# Enjoying the fall scenery with my senior girl



## BeccaB (Feb 22, 2012)

It's been a lovely fall so far this year and me and my girl have taken advantage of the weather to enjoy almost daily 6 mile walks in the hills. My daughter started headstart this fall and quite honestly these walks with her have helped keep my sanity. Literally thought i'd go crazy missing Rosie during the days while she's in school as the house is just tooo quite without her home. Of course ginnie is often quit disgusted with me on these walks as its squirrel season and my mom has trained and used her the past 3 years to retrieve the squirrels so when she see's a squirrel she thinks i should shoot it and gives me looks that say...."there's the squirrel...shoot it, shoot it...why are you not shooting it...here let me point it out for you". which normally leads to her giving me dirty looks as i only take pics of the squirrel and she lay's down sighs in dissapointment. Another benefit to these walks is over the summer she's slimmed down another 6lbs and i've lost 10 in the past month and a half. Its cold and rainy today so no walk for either of us and she's snoozing right now on her blanket. anyways onto pictures.

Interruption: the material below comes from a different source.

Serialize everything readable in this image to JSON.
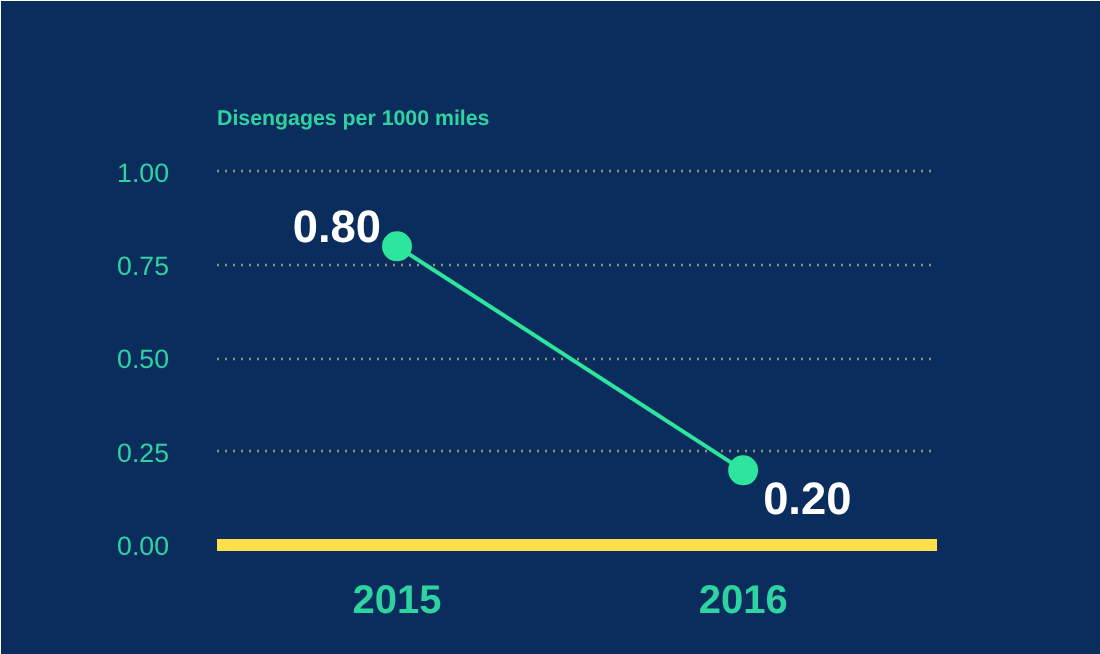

looking at this picture its hard for me to believe she'll be 10 this december, if it wasn't for the grey she looks almost like a puppy again.
























































wishing i'd shoot the squirrel


----------



## CAROLINA MOM (May 12, 2009)

Beautiful pictures, your Ginnie is a beautiful Old Gold and your little Rosie is so adorable and precious.

Congrats to you and Ginnie on your weight loss, that's fantastic! It's great to hear Ginnie is doing so well, she's obviously feeling great, love seeing them act like a puppy.


----------



## GoldenCamper (Dec 21, 2009)

Beautiful pics of your girls. Glad ginnie bug is doing well and enjoying these autumn walks  Best time of year IMO.


----------